Complete step by step answer:
> We know that rate law is determined experimentally so the order of reaction can be calculated after experimenting. Let us consider the reaction involving single species and calculate integrated rate law for that reaction.
> Let Reaction be: $\left[ A \right] \quad \rightarrow \quad products$
Let x be the order of the reaction. Then the rate will be proportional to. $\left[ A \right] ^{ x }$. $\left[ A \right]$ is the concentration of the reactant. x is the order of the reaction.
> If we consider some proportionality constant k which is nothing but rate constant of the reaction.
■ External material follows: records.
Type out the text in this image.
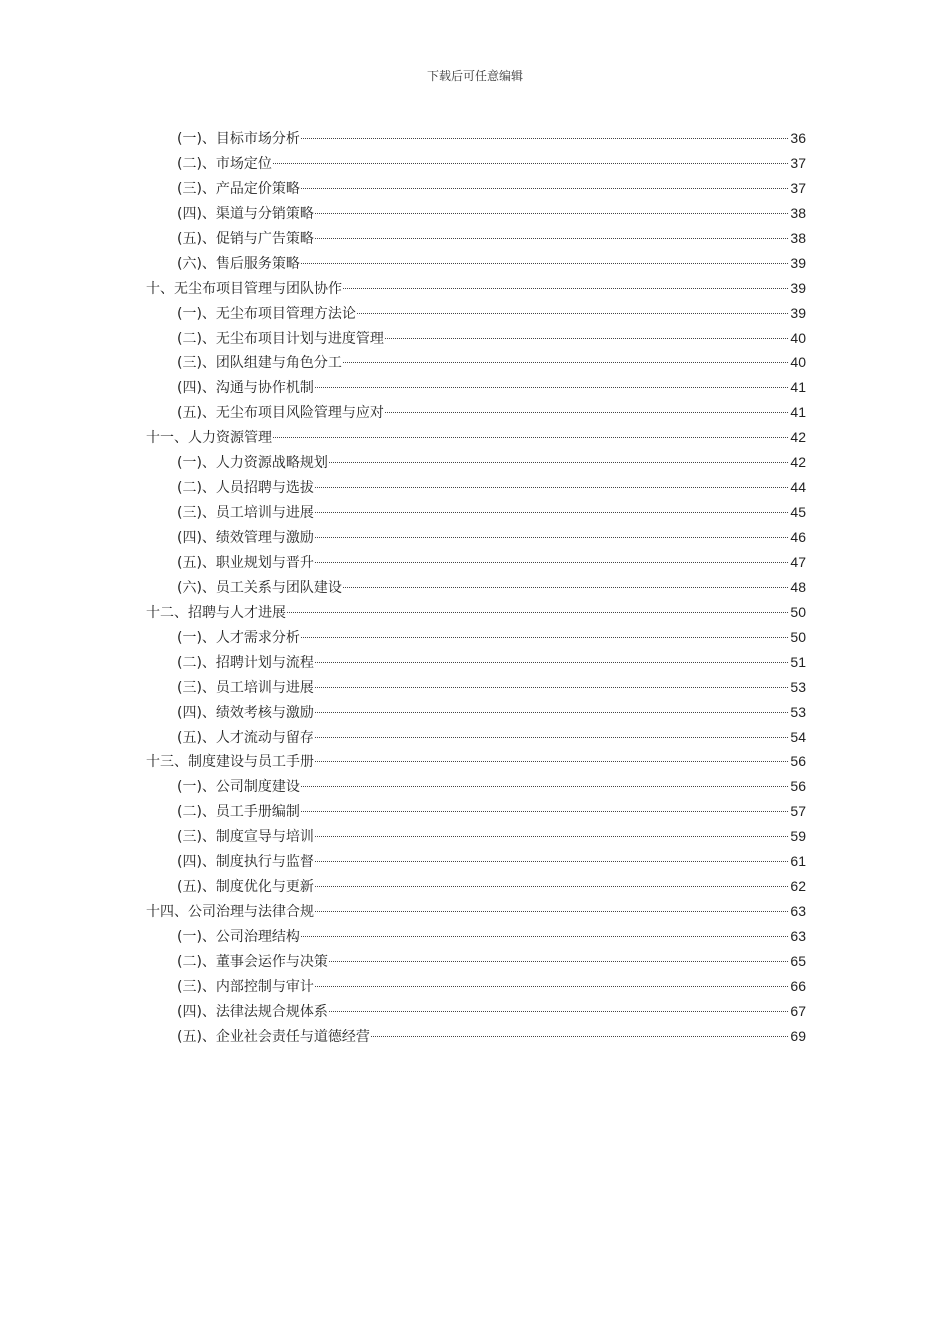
下载后可任意编辑
(一)、目标市场分析	36
(二)、市场定位	37
(三)、产品定价策略	37
(四)、渠道与分销策略	38
(五)、促销与广告策略	38
(六)、售后服务策略	39
十、无尘布项目管理与团队协作	39
(一)、无尘布项目管理方法论	39
(二)、无尘布项目计划与进度管理	40
(三)、团队组建与角色分工	40
(四)、沟通与协作机制	41
(五)、无尘布项目风险管理与应对	41
十一、人力资源管理	42
(一)、人力资源战略规划	42
(二)、人员招聘与选拔	44
(三)、员工培训与进展	45
(四)、绩效管理与激励	46
(五)、职业规划与晋升	47
(六)、员工关系与团队建设	48
十二、招聘与人才进展	50
(一)、人才需求分析	50
(二)、招聘计划与流程	51
(三)、员工培训与进展	53
(四)、绩效考核与激励	53
(五)、人才流动与留存	54
十三、制度建设与员工手册	56
(一)、公司制度建设	56
(二)、员工手册编制	57
(三)、制度宣导与培训	59
(四)、制度执行与监督	61
(五)、制度优化与更新	62
十四、公司治理与法律合规	63
(一)、公司治理结构	63
(二)、董事会运作与决策	65
(三)、内部控制与审计	66
(四)、法律法规合规体系	67
(五)、企业社会责任与道德经营	69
Then differential rate law will be:
\[-\dfrac { d\left[ A \right] }{ dt } \quad =\quad k\left[ A \right] ^{ x } \]
> We are given that the reaction is zero-order reaction so x = 0. We substitute this in the rate law equation.
\[\dfrac { d\left[ A \right] }{ dt } \quad =\quad -k\left[ A \right] ^{ 0 } \]
\[\dfrac { d\left[ A \right] }{ dt } \quad =\quad -k\]
\[d\left[ A \right] \quad =\quad -k\quad dt\]
Integrate on both sides we get integrated rate law.
\[\int { d\left[ A \right] \quad =\quad -\int { k } dt }\]
\[\left[ A \right] \quad =\quad -kt\quad +\quad c\]
Where c is integration constant.
\[\left[ A \right] \quad -\quad c\quad =\quad -kt\]
\[k\quad =\quad -\dfrac { \left[ A \right] \quad -\quad c }{ t } \]
\[k\quad =\quad \dfrac { c\quad -\quad \left[ A \right] }{ t }\]
The numerator has units of concentration and the denominator has units of time so fraction will have units of concentration per time.
Units of k = $\dfrac { mol\quad { L }^{ -1 } }{ s } \quad =\quad mol\quad { L }^{ -1 }\quad { s }^{ -1 }$
Therefore, option A is correct.

Note: Integration constant can be obtained by substituting initial concentration and time = 0. We considered the reaction of single chemical species so that integrated rate law can be derived easily. Some zero order reactions depend on the concentration of reactants.